如果我想将字符串转换为POSIXlt会出错,但我无法弄清楚问题是什么。
df<-data.frame(a=c("2013-07-01 11:51:03" ,"2013-07-01 12:01:50", "2013-07-01 12:05:13"),b=1:3)
#factor(df[,"a"])
df[,"a"]<-as.POSIXlt(as.character(df[,"a"]),origin = "1960-01-01",tz="GMT")
> Warning message:
In `[<-.data.frame`(`*tmp*`, , "a", value = list(sec = c(3, 50, :
9 variables declared, to replace 1 variablen
df<-data.frame(a=c("2013-07-01 11:51:03" ,"2013-07-01 12:01:50", "2013-07-01 12:05:13"),b=1:3)

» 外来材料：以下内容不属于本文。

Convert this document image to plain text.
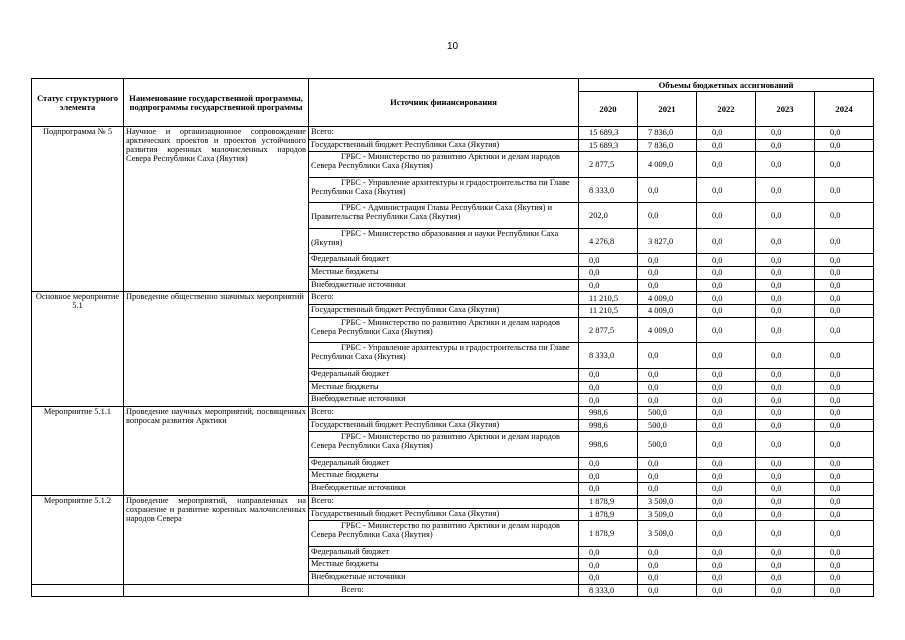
10
Статус структурного элемента	Наименование государственной программы, подпрограммы государственной программы	Источник финансирования	Объемы бюджетных ассигнований				
			2020	2021	2022	2023	2024
Подпрограмма № 5	Научное и организационное сопровождение арктических проектов и проектов устойчивого развития коренных малочисленных народов Севера Республики Саха (Якутия)	Всего:	15 689,3	7 836,0	0,0	0,0	0,0
		Государственный бюджет Республики Саха (Якутия)	15 689,3	7 836,0	0,0	0,0	0,0
		ГРБС - Министерство по развитию Арктики и делам народов Севера Республики Саха (Якутия)	2 877,5	4 009,0	0,0	0,0	0,0
		ГРБС - Управление архитектуры и градостроительства пи Главе Республики Саха (Якутия)	8 333,0	0,0	0,0	0,0	0,0
		ГРБС - Администрация Главы Республики Саха (Якутия) и Правительства Республики Саха (Якутия)	202,0	0,0	0,0	0,0	0,0
		ГРБС - Министерство образования и науки Республики Саха (Якутия)	4 276,8	3 827,0	0,0	0,0	0,0
		Федеральный бюджет	0,0	0,0	0,0	0,0	0,0
		Местные бюджеты	0,0	0,0	0,0	0,0	0,0
		Внебюджетные источники	0,0	0,0	0,0	0,0	0,0
Основное мероприятие 5.1	Проведение общественно значимых мероприятий	Всего:	11 210,5	4 009,0	0,0	0,0	0,0
		Государственный бюджет Республики Саха (Якутия)	11 210,5	4 009,0	0,0	0,0	0,0
		ГРБС - Министерство по развитию Арктики и делам народов Севера Республики Саха (Якутия)	2 877,5	4 009,0	0,0	0,0	0,0
		ГРБС - Управление архитектуры и градостроительства пи Главе Республики Саха (Якутия)	8 333,0	0,0	0,0	0,0	0,0
		Федеральный бюджет	0,0	0,0	0,0	0,0	0,0
		Местные бюджеты	0,0	0,0	0,0	0,0	0,0
		Внебюджетные источники	0,0	0,0	0,0	0,0	0,0
Мероприятие 5.1.1	Проведение научных мероприятий, посвященных вопросам развития Арктики	Всего:	998,6	500,0	0,0	0,0	0,0
		Государственный бюджет Республики Саха (Якутия)	998,6	500,0	0,0	0,0	0,0
		ГРБС - Министерство по развитию Арктики и делам народов Севера Республики Саха (Якутия)	998,6	500,0	0,0	0,0	0,0
		Федеральный бюджет	0,0	0,0	0,0	0,0	0,0
		Местные бюджеты	0,0	0,0	0,0	0,0	0,0
		Внебюджетные источники	0,0	0,0	0,0	0,0	0,0
Мероприятие 5.1.2	Проведение мероприятий, направленных на сохранение и развитие коренных малочисленных народов Севера	Всего:	1 878,9	3 509,0	0,0	0,0	0,0
		Государственный бюджет Республики Саха (Якутия)	1 878,9	3 509,0	0,0	0,0	0,0
		ГРБС - Министерство по развитию Арктики и делам народов Севера Республики Саха (Якутия)	1 878,9	3 509,0	0,0	0,0	0,0
		Федеральный бюджет	0,0	0,0	0,0	0,0	0,0
		Местные бюджеты	0,0	0,0	0,0	0,0	0,0
		Внебюджетные источники	0,0	0,0	0,0	0,0	0,0
		Всего:	8 333,0	0,0	0,0	0,0	0,0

df$a<-as.POSIXlt(as.character(df[,"a"]),origin = "1960-01-01",tz="GMT")
factor(df[,"a"])
> Error in sort.list(y) : 'x' should be atomar for 'sort.list'
直到现在我使用像
这样的工作a<-as.POSIXlt(as.character(df[,"a"]),origin = "1960-01-01",tz="GMT")
df1<-data.frame(a,df[,"b"])
答案 0 :(得分:5)
我建议使用POSIXct:
df[,"a"]<-as.POSIXct(as.character(df[,"a"]),tz="GMT")
如果你必须使用POSIXlt(为什么?):
df$a <- as.POSIXlt(as.character(df[,"a"]),tz="GMT")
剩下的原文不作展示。